Frank van Meel’s previous post was as managing director of none other than quattro GmbH up the road in Ingolstadt, so it seems only right to enquire about the possibility of xDrive arriving on M-cars. Given the somewhat frisky nature of the current turbocharged M4 in the wet, perhaps some sort of, admittedly rear-biased, system wouldn’t be a bad thing?

‘We do not rule out any technology,’ he replies. ‘For us it’s more a philosophy of how the car should drive. If a technology allows us to do that and gives us advantages then we will do that. That also goes for a rear-driven car with a little bit more traction. There are a lot of cars with all-wheel drive that sacrifice grip at the front because they have these driveshafts at the front, so the tyres have to be small to fit in the wheel-houses. But then you lose grip at the front axle and you lose agility, and then you have to adapt the whole car. If it could be rear-wheel biased and if the power-to-weight ratio would be like it is today, and if there would be no compromise regarding grip at the front axle, then it might be an idea. But I think from a technology standpoint that is going to be really difficult. The front axle is a MacPherson strut and it gets difficult to do something like that without compromise. Maybe we will find a solution one day, but we are really happy with the overall concept of the M3 and M4 as it is right now, even though on greasy tracks I need to work a little…’

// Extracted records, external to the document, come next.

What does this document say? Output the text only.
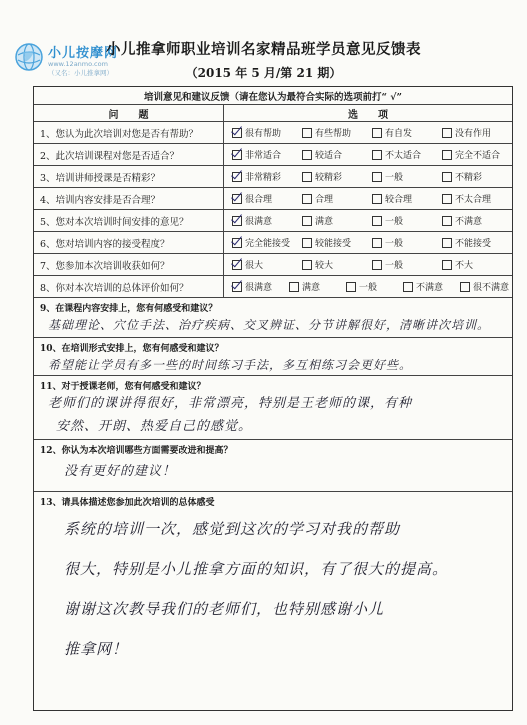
小儿按摩网
www.12anmo.com
（又名：小儿推拿网）
小儿推拿师职业培训名家精品班学员意见反馈表
（2015 年 5 月/第 21 期）
培训意见和建议反馈（请在您认为最符合实际的选项前打“ √”
问　　题	选　　项
1、您认为此次培训对您是否有帮助？	很有帮助	有些帮助	有自发	没有作用
2、此次培训课程对您是否适合？	非常适合	较适合	不太适合	完全不适合
3、培训讲师授课是否精彩？	非常精彩	较精彩	一般	不精彩
4、培训内容安排是否合理？	很合理	合理	较合理	不太合理
5、您对本次培训时间安排的意见？	很满意	满意	一般	不满意
6、您对培训内容的接受程度？	完全能接受	较能接受	一般	不能接受
7、您参加本次培训收获如何？	很大	较大	一般	不大
8、你对本次培训的总体评价如何？	很满意	满意	一般	不满意	很不满意
9、在课程内容安排上，您有何感受和建议？
基础理论、穴位手法、治疗疾病、交叉辨证、分节讲解很好，清晰讲次培训。
10、在培训形式安排上，您有何感受和建议？
希望能让学员有多一些的时间练习手法，多互相练习会更好些。
11、对于授课老师，您有何感受和建议？
老师们的课讲得很好，非常漂亮，特别是王老师的课，有种
安然、开朗、热爱自己的感觉。
12、你认为本次培训哪些方面需要改进和提高？
没有更好的建议！
13、请具体描述您参加此次培训的总体感受
系统的培训一次，感觉到这次的学习对我的帮助
很大，特别是小儿推拿方面的知识，有了很大的提高。
谢谢这次教导我们的老师们，也特别感谢小儿
推拿网！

Finally, I ask van Meel if he has a favourite M-car from the past. Without hesitation he says: ‘Yes, the 1-series M Coupe. I think I like it the best because that’s also difficult to drive in the wet! But it gives you the fun.’ If ever there was a response to give us all hope that M is in good hands, I think that is it.

BMW’s new M2 sound a bit soft for you? Then you’ll want to scan BMW’s M Performance parts catalogue to see what takes your fancy from the factory upgrade options – options that are already on offer before even the first M2s reach the showrooms.

There are the usual carbonfibre add-ons for the bodywork (front splitter, side sills, rear diffuser, and spoiler and mirror caps) and inside the carbon-fest continues on the gearlever, centre console and handbrake. And, of course, there are acres of Alcantara available for pretty much every surface you come into contact with.

But it is the bits you can’t see that really interest us, and no doubt you, too. There is a set of uprated brake pads (the discs remain the standard items) to help reduce fade during long sessions on track, as Jethro describes in our review. There’s an uprated sports exhaust, too, which includes a flap that can be controlled via your phone. The exhaust offers two modes, Sport and Track, with the latter said to increase noise from the 3-litre turbocharged straight-six. We’ll have to wait and see what trackday organisers think of the increased decibel level.

However, it’s the chassis upgrades that really grab our attention, specifically adjustable coilovers. The kit lowers the car by 5mm, but additional manual adjustments allow a further 20mm height reduction. The dampers are also adjustable over 16 settings for rebound and 12 for compression, allowing for individual setups depending on the intended application, from fast road use to serious track driving.